Mais bem avaliado gestor da RMC, Franklin Duarte de Lima reduziu tarifas de ônibus e demitiu médico que faltava a plantões

Segundo Franklin, Valinhos é uma das cidades mais fáceis para se abrir uma empresa (Alessandro Torres)
Encerrando o primeiro ano de sua gestão como um dos chefes do Executivo mais bem avaliados da Região Metropolitana de Campinas (RMC), Franklin Duarte de Lima (PL), prefeito de Valinhos, chegou ao cargo aos 41 anos, depois de ter exercido dois mandatos como vereador, inclusive tendo exercido a presidência da Câmara. Ao tomar posse, chamou a atenção por iniciativas como demitir um médico que não comparecia aos plantões e cancelar o processo de privatização do Departamento de Água e Esgoto de Valinhos (DAEV), iniciado por sua antecessora no cargo.
“Eu sou contra a venda. Eu me posicionei contra a venda do DAEV na Câmara e obviamente que dentro da Prefeitura eu tenho o mesmo comportamento”, afirmou o prefeito nessa entrevista exclusiva, concedida a convite do presidente executivo do Correio Popular, Ítalo Hamilton Barioni. O prefeito de Valinhos também abordou temas relevantes, como a decisão de reduzir a tarifa do transporte coletivo da cidade de R$ 4,70 para R$ 3,70 e adotar a gratuidades aos finais de semana e feriados e a manutenção do pagamento do adicional por risco de morte aos guardas municipais.
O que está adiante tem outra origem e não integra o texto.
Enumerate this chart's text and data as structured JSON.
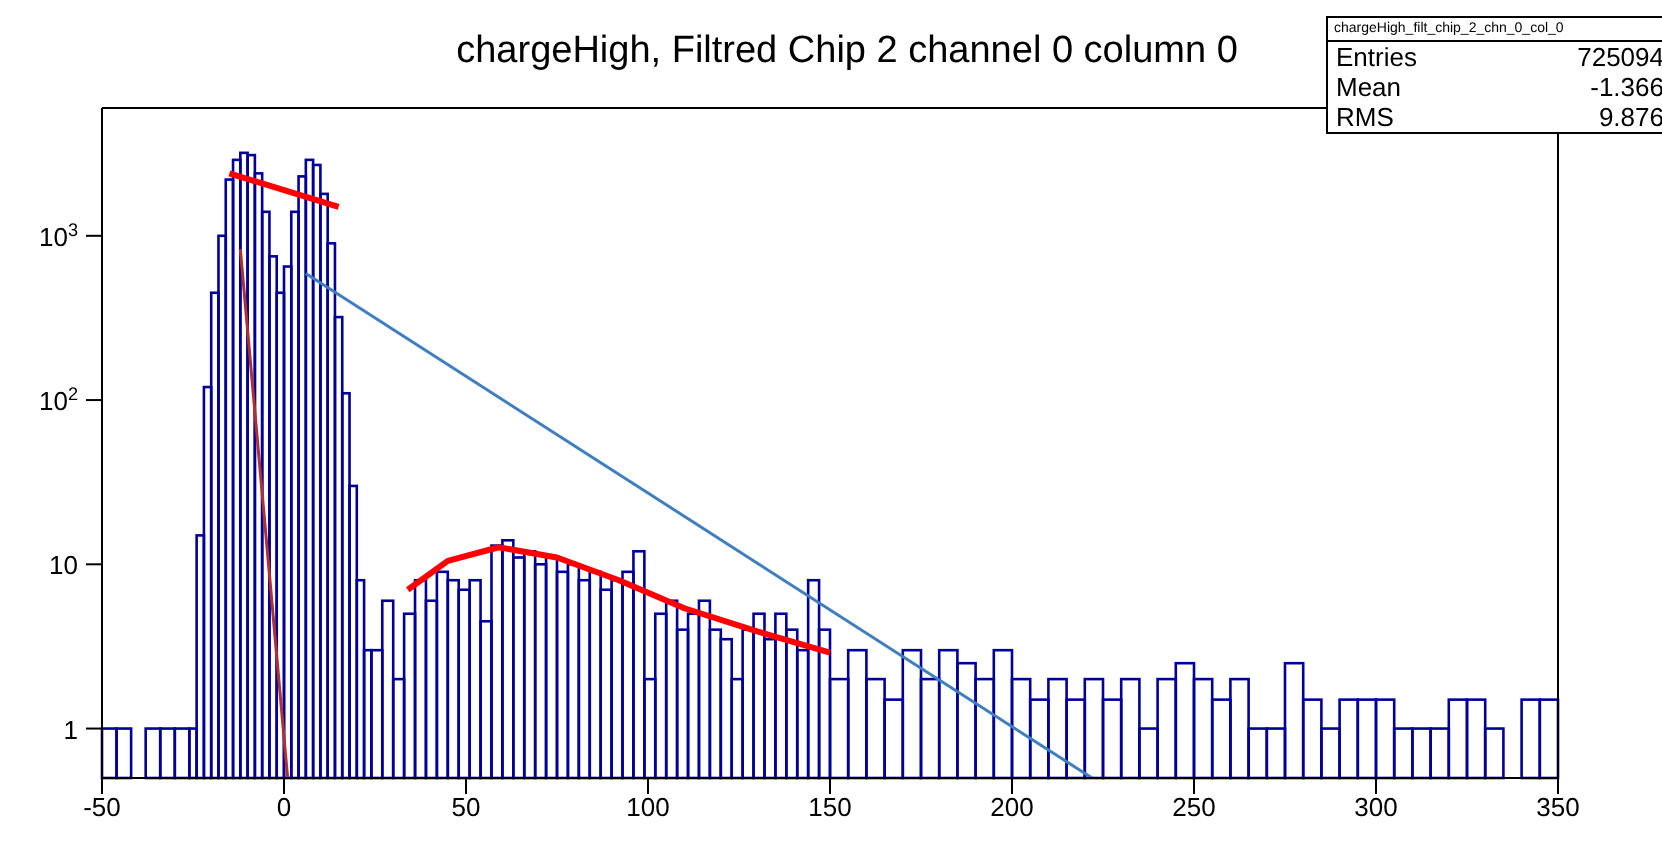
{
  "chart_data": {
    "type": "histogram",
    "title": "chargeHigh, Filtred Chip 2 channel 0 column 0",
    "log": "y",
    "grid": false,
    "xlim": [
      -50,
      350
    ],
    "xticks": [
      -50,
      0,
      50,
      100,
      150,
      200,
      250,
      300,
      350
    ],
    "ylim": [
      0.5,
      6000
    ],
    "yticks": [
      1,
      10,
      {
        "value": 100,
        "label": "10$^{2}$"
      },
      {
        "value": 1000,
        "label": "10$^{3}$"
      }
    ],
    "annotations": [
      "chargeHigh_filt_chip_2_chn_0_col_0",
      "Entries 725094",
      "Mean -1.366",
      "RMS 9.876"
    ],
    "series": [
      {
        "color": "#000099",
        "bins": [
          -50,
          -46,
          -42,
          -38,
          -34,
          -30,
          -26,
          -24,
          -22,
          -20,
          -18,
          -16,
          -14,
          -12,
          -10,
          -8,
          -6,
          -4,
          -2,
          0,
          2,
          4,
          6,
          8,
          10,
          12,
          14,
          16,
          18,
          20,
          22,
          24,
          27,
          30,
          33,
          36,
          39,
          42,
          45,
          48,
          51,
          54,
          57,
          60,
          63,
          66,
          69,
          72,
          75,
          78,
          81,
          84,
          87,
          90,
          93,
          96,
          99,
          102,
          105,
          108,
          111,
          114,
          117,
          120,
          123,
          126,
          129,
          132,
          135,
          138,
          141,
          144,
          147,
          150,
          155,
          160,
          165,
          170,
          175,
          180,
          185,
          190,
          195,
          200,
          205,
          210,
          215,
          220,
          225,
          230,
          235,
          240,
          245,
          250,
          255,
          260,
          265,
          270,
          275,
          280,
          285,
          290,
          295,
          300,
          305,
          310,
          315,
          320,
          325,
          330,
          335,
          340,
          345,
          350
        ],
        "values": [
          1,
          1,
          null,
          1,
          1,
          1,
          1,
          15,
          120,
          450,
          1000,
          2200,
          2900,
          3200,
          3100,
          2400,
          1400,
          750,
          450,
          650,
          1400,
          2300,
          2900,
          2700,
          1800,
          900,
          320,
          110,
          30,
          8,
          3,
          3,
          6,
          2,
          5,
          8,
          6,
          9,
          8,
          7,
          8,
          4.5,
          13,
          14,
          11,
          12,
          10,
          11,
          9,
          10,
          8,
          9,
          7,
          8,
          9,
          12,
          2,
          5,
          6,
          4,
          5,
          6,
          4,
          3.5,
          2,
          4,
          5,
          3.5,
          5,
          4,
          3,
          8,
          4,
          2,
          3,
          2,
          1.5,
          3,
          2,
          3,
          2.5,
          2,
          3,
          2,
          1.5,
          2,
          1.5,
          2,
          1.5,
          2,
          1,
          2,
          2.5,
          2,
          1.5,
          2,
          1,
          1,
          2.5,
          1.5,
          1,
          1.5,
          1.5,
          1.5,
          1,
          1,
          1,
          1.5,
          1.5,
          1,
          null,
          1.5,
          1.5
        ]
      },
      {
        "type": "line",
        "color": "#ff0000",
        "x": [
          -15,
          15
        ],
        "values": [
          2400,
          1500
        ]
      },
      {
        "type": "line",
        "color": "#b03030",
        "x": [
          -12,
          1
        ],
        "values": [
          830,
          0.5
        ]
      },
      {
        "type": "line",
        "color": "#3f7fbf",
        "x": [
          6,
          222
        ],
        "values": [
          590,
          0.5
        ]
      },
      {
        "type": "line",
        "color": "#ff0000",
        "x": [
          34,
          45,
          59,
          75,
          92,
          110,
          130,
          150
        ],
        "values": [
          7,
          10.5,
          12.7,
          11,
          8,
          5.4,
          3.9,
          2.9
        ]
      }
    ]
  }
}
O senhor está em seu primeiro ano de mandato é já é uma dos prefeitos mais bem avaliados da Região Metropolitana de Campinas. Como explica esse resultado?
Depois de passar pela fase muito difícil que foi a própria eleição, ao assumirmos a Prefeitura, ao longo desses 11 meses, nós conseguimos colocar em prática tudo aquilo que tínhamos no nosso coração. É isso que deixa a população satisfeita. Havia uma vontade de mudança. E na administração pública, para você fazer uma mudança, as vezes ela demora muito. E nós conseguimos fazer algumas mudanças muito rápido. Como exemplo podemos citar o caso da Farmácia do Povo, que em 90 dias já estava em uma nova sede.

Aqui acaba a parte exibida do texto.